I have a question about the sign convention of AutoMPO in fermionic systems where the Hamiltonian does not conserve spin, e.g. due to the presence of spin-orbit coupling.

I would like to code the term (in latex form)

$$

c^\dag*{\uparrow,b} c*{\downarrow,b+1} + h.c.

$$

when building up the Hamiltonian. I get correct benchmark results for the ground-state energy of the Hamiltonian when I use the lines

ampo += 1,"Cdagup",b,"Cdn",b+1;

ampo += 1,"Cup",b,"Cdagdn",b+1;

in itensor language. However, when I intuitively read these two lines "word by word", they would read (in latex form)

$$

c^\dag*{\uparrow,b} c*{\downarrow,b+1} +c*{\uparrow,b} c^\dag*{downarrow,b+1}

$$

which upon anticommuting the second term yields

$$

c^\dag*{\uparrow,b} c*{\downarrow,b+1} - h.c.

$$

i.e. an anti-hermitian operator.
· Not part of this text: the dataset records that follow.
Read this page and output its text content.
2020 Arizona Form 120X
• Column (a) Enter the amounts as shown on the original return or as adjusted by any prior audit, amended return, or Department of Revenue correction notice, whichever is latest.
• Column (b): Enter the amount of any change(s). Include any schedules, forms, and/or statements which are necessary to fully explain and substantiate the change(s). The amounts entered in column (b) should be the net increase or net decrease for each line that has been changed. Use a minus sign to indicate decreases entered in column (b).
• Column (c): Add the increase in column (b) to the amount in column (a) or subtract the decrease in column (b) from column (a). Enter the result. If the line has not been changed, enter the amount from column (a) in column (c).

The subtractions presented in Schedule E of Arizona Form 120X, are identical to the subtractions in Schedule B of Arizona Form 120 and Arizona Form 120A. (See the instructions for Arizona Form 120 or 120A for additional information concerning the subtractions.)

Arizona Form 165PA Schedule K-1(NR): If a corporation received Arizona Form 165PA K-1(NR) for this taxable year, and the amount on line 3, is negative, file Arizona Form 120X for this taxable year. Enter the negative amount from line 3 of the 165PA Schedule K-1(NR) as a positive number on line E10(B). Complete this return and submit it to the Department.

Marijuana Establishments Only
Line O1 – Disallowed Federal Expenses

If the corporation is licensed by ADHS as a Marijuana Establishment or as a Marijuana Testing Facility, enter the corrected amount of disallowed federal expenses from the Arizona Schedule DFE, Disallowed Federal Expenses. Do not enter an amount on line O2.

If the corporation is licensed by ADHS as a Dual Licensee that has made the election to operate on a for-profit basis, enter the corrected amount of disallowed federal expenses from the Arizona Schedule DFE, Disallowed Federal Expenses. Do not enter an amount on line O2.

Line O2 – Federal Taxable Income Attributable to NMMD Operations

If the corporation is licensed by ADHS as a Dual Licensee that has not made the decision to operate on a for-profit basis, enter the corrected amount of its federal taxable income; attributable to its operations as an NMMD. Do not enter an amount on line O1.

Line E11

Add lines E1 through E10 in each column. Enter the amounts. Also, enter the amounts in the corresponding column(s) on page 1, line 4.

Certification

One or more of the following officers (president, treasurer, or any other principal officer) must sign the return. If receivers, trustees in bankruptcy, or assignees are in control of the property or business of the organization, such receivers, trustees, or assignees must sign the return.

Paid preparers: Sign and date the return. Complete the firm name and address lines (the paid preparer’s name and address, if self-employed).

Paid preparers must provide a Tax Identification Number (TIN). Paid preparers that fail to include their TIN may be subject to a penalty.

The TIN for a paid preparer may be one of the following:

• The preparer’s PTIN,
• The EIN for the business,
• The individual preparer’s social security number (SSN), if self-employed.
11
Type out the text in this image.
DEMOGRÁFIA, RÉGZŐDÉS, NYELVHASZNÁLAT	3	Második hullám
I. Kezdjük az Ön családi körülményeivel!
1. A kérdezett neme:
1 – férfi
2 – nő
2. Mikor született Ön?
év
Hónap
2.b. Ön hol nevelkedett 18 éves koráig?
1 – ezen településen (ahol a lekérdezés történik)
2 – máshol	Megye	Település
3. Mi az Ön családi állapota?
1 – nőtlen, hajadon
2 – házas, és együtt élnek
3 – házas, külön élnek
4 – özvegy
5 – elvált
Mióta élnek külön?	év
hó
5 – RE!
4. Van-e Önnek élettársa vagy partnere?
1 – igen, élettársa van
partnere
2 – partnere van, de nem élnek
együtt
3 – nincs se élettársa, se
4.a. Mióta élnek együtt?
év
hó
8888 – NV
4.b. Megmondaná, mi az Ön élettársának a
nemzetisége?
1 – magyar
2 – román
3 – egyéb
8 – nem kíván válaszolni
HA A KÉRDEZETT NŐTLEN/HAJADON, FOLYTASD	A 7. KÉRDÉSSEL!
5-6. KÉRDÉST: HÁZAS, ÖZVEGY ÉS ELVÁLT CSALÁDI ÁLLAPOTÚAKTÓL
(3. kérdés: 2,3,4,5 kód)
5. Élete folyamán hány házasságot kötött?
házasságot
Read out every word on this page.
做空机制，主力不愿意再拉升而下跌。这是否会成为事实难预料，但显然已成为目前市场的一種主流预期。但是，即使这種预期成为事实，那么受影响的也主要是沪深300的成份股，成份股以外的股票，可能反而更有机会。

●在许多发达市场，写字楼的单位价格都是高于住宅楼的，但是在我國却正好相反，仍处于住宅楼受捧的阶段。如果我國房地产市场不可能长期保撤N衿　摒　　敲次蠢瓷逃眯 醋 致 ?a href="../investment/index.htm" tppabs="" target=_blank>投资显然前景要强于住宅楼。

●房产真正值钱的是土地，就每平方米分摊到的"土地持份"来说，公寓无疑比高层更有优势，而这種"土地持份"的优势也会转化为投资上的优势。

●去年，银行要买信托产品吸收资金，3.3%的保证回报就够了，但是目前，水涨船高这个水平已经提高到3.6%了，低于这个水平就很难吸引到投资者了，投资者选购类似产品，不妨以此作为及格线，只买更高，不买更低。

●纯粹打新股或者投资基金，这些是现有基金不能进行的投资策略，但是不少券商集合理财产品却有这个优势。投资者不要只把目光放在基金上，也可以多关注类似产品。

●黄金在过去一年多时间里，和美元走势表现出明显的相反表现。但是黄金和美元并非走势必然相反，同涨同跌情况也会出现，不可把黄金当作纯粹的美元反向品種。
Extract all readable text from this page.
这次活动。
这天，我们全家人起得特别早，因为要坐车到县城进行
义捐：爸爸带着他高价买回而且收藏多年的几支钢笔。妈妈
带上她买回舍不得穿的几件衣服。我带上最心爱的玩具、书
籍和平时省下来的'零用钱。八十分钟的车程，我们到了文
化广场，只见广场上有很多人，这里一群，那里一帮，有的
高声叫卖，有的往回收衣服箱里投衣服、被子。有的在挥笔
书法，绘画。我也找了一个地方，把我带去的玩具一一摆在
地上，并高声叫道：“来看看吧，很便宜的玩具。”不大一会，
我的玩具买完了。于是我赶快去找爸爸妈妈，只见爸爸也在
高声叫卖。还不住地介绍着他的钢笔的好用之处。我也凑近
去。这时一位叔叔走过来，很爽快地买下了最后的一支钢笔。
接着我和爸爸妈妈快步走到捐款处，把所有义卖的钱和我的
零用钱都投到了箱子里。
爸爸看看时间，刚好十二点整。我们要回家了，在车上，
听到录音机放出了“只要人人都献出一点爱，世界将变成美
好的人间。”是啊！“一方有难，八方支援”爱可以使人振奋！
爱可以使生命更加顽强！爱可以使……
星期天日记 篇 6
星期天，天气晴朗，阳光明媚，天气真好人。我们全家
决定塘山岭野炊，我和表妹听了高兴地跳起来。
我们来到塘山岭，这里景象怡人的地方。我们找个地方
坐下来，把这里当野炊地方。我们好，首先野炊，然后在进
By contrast, if I put a relative minus sign between the two lines of itensor code, thus intuitively writing a hermitian operator, I get unphysical results. Also, for spin-conserving terms, there is no similar sign issues, and everything can be coded intuitively using AutoMPO. Is there a simple rule for the sign-convention in general non-spin-conserving terms?

Thank you very much in advance for your help.